Even the soundtrack to that disaster sold more, debuting at No. 7 with 116,000 copies.

Island Def Jam's Antonio "L.A." Reid famously came to Carey's rescue in 2005, guiding Mariah to her comeback with the multiplatinum The Emancipation of Mimi, which returned her to the top of the charts, proving it's still possible she can regain her commercial footing.

Still, these days it's a lot tougher to get traction in the marketplace. So we turned to a trio of veteran, one-time record label executives to ask what they'd do to jump-start the Elusive Chanteuse's career, and came away with some constructive suggestions.

Ed Eckstine, son of the legendary crooner Billy Eckstine and a former President of Mercury Records, where he guided Vanessa Williams to a successful singing career, approached the dilemma as a music man. He is currently producing a documentary on his father, My Dad was a Singer.

"As Mariah Carey enters her mid-40s, she must adjust to 'ever-shrinking' radio opportunities," he says. "She has to downsize her commercial expectations, but that could allow her to take some chances artistically."
Eckstine says Mariah should explore taking the Celine Dion route of a Las Vegas or Atlantic City residency, "a big show with bells and whistles, an over-the-top diva-ready extravaganza" might be the answer, where she can perform her hits and not worry about new material.

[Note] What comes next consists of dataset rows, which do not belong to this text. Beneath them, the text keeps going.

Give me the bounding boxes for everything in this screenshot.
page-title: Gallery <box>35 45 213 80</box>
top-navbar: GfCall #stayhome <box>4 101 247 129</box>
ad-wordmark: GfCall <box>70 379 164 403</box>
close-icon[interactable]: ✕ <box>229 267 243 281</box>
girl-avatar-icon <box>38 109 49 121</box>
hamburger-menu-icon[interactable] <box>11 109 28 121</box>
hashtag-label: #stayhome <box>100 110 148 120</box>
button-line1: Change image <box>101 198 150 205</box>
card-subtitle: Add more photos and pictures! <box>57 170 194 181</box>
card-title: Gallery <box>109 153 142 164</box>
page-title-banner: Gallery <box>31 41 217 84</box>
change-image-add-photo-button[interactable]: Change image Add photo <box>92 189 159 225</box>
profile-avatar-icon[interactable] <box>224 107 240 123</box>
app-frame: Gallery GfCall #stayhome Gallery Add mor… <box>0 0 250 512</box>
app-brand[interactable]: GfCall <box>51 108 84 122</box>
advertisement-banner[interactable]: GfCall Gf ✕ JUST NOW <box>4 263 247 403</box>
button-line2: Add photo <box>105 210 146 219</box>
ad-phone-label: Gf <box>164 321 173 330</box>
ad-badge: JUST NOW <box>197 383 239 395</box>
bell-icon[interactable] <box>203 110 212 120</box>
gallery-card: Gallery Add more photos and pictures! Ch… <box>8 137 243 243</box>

The veteran record man also suggests Carey might tone down the "va-va-voom" imagery, record an EDM-dance-Europop album or reunite with Clive Davis to provide her with some quality material.

"Dial up Pharrell and tell him to bring Nile Rodgers with him," he concludes.

Tom Vickers, a former A&R and music publishing executive at A&M, Capitol, Mercury and Almo Irving, thinks the 44-year-old Mariah has a disconnect with what was once her core audience: 14 to 18-year-old girls. "The biggest issue is she's a mother with two children of her own trying to appeal to teenagers."

His recommendation? Collaborate with hit songwriter-producers like Dr. Luke, Max Martin or "this year's model."

"Don't compete with women 20 years younger, but come with more mature versions of what they're doing that could hit a slightly older demographic," he says.  "Unfortunately, Mariah is no longer perceived as a role model by females nor a sex object by men. She's caught in between, which undercuts her relevance."

He also counsels Mariah to seek out duet partners that could broaden her audience, such as John Mayer or even an international star like Pitbull, create an "event" record based on a theme (a period songbook, an unplugged album, etc.) or set her sights on international territories where she has shown strength in the past. "It was not a smart career move getting into bitchy cat fights with Nicki Minaj on American Idol," says Vickers. "She's bound to suffer in comparison."

Publicity guru Bob Merlis, who spent most of his career at Warner Bros. Records, where he applied his magic touch to everyone from Madonna to Morrissey, quipped, "She should do a country record and a Howard Stern interview, where she has the time to explain herself that she doesn't get in those tabloid sound bites."

What he failed to mention was how a sit down with the King of All Media in the late '90s surfaced again during her 2001 breakdown. She went on a rant against Stern during an in-store appearance at Tower Records, saying his form of humor greatly upset her, during her period of "erratic behavior," which included an infamous drop-in on MTV's TRL, where she handed out ice cream bars and began a modified striptease to the astonishment of host Carson Daly.

Nearly 13 years later, Carey is seemingly content in her personal life, the mother of two and the by all accounts contented wife of the ubiquitous Nick Cannon. Her professional happiness is another story. Perhaps nothing short of a reunion with ex-husband Tommy Mottola can help Mariah regain her career mojo.  She's seemingly tried everything else.